23 Là où cette étude gagnerait encore à être complétée par d’autres travaux, c’est sans doute sur la délimitation de son corpus, dont les contours sont encore flous aux vigies profanes : où sont par exemple Joseph Andras, Corinne Morel Darleux ou Sandra Lucbert (mentionnée néanmoins), qui s’illustrent pourtant en prose sur ces thèmes politiques ? Quid d’Annie Ernaux, ou des réactionnaires ? Il semble que les auteur·rices abordé·es appartiennent à des cercles, à des affinités, à des chapelles dont manque un tour d’horizon, de même qu’une esquisse des déterminations matérielles les plus immédiates (et qui apparaissaient davantage dans la thèse de départ) comme les emplois, les lieux de vie, ou les leviers de pouvoir éditorial et universitaire. Comme par symptôme de cette surprenante pudeur sociologique, l’essai ne présente pas d’index nominum. On s’en remettra.

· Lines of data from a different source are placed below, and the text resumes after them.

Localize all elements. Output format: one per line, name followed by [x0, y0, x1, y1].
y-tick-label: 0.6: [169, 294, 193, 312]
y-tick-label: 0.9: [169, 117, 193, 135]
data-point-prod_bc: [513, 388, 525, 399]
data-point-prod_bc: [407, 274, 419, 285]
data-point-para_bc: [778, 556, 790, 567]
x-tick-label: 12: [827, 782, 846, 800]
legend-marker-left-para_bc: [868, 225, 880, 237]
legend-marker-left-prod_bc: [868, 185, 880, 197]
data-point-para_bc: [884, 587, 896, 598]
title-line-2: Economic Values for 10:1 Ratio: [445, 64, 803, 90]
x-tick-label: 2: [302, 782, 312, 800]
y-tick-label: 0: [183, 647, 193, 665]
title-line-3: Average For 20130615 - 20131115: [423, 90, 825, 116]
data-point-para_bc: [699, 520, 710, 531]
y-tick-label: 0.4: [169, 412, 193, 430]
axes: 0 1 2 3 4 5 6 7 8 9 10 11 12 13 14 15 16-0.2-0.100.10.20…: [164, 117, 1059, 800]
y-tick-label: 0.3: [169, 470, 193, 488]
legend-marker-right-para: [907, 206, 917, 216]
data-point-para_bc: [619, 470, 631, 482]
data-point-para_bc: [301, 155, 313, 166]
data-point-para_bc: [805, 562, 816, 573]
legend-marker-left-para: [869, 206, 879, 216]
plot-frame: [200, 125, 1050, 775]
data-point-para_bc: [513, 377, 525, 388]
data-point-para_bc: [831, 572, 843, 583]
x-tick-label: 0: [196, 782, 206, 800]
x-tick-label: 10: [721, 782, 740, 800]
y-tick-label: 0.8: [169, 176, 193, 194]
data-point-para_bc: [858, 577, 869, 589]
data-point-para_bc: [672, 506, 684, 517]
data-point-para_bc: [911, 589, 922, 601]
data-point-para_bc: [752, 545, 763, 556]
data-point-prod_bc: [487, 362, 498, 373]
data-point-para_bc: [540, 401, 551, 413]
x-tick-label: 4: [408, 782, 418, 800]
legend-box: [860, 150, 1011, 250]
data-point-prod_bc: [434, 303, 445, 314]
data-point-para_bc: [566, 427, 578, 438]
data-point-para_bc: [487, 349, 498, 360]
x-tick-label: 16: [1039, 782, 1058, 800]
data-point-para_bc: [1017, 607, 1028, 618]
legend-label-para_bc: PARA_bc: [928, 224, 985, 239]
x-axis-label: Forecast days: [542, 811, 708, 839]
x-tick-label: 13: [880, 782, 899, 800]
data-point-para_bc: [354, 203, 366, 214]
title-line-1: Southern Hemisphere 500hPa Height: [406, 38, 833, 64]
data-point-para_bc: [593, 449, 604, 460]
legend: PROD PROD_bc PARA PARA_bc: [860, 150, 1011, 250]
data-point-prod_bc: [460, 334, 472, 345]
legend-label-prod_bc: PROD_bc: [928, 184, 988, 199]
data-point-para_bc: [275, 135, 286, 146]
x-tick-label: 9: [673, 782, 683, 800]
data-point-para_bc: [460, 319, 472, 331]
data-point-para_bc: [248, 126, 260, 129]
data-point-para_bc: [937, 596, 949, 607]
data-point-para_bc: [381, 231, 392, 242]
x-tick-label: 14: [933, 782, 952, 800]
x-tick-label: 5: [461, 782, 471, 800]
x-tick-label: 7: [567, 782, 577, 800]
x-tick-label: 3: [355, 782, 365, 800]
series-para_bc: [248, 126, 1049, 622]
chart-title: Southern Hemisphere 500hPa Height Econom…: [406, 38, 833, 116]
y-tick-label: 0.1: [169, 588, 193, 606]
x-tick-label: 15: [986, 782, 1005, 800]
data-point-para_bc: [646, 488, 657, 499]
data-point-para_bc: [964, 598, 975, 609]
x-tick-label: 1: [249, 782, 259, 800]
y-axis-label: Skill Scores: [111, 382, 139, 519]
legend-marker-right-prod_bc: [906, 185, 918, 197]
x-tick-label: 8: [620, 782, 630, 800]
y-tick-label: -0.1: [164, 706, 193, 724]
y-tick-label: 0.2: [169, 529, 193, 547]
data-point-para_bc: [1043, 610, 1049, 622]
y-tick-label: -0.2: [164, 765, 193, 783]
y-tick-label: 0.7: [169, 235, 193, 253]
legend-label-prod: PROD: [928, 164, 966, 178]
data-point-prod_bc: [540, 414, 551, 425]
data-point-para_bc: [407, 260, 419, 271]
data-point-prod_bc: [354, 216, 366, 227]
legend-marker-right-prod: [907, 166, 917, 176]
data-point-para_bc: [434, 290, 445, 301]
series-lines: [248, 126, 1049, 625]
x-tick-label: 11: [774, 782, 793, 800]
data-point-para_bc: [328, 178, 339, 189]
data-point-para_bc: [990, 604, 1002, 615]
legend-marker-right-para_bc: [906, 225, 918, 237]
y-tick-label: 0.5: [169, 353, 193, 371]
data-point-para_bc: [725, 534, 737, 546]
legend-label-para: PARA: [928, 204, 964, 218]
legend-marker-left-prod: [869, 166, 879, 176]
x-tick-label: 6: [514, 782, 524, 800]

24 Enfin, la moindre vertu de l’essai n’est pas de nous donner à rêver un débat plus ample sur l’ambition littéraire au présent, ancré dans un dialogue avec le dix-neuvième siècle du sacre de l’écrivain et de l’Intellectuel·le : si en 1838, le capitalisme triomphant, Balzac (avec d’autres, bien sûr) a fondé la Société des Gens de Lettres pour mieux protéger, moralement mais surtout matériellement, l’écrivain·e comme producteur·rice, c’est cette même année qui vit paraître « Un grand homme de province à Paris », critique indépassée (et peut-être embarquée) des illusions littéraires. Toute ambition d’ampleur relève-t-elle alors d’une illusio scolastique à démanteler ? Et les lettres ne se sont-elles pas illustrées, n’ont-elles pas imposé collectivement la croyance à une fonction sociale plus émancipatrice que le capital, à l’heure apparemment la plus désespérée, en 1898, en 1942 ? Plutôt que de réduire la voilure à qui mieux-mieux, on rêve aussi parfois que sa quille éclate.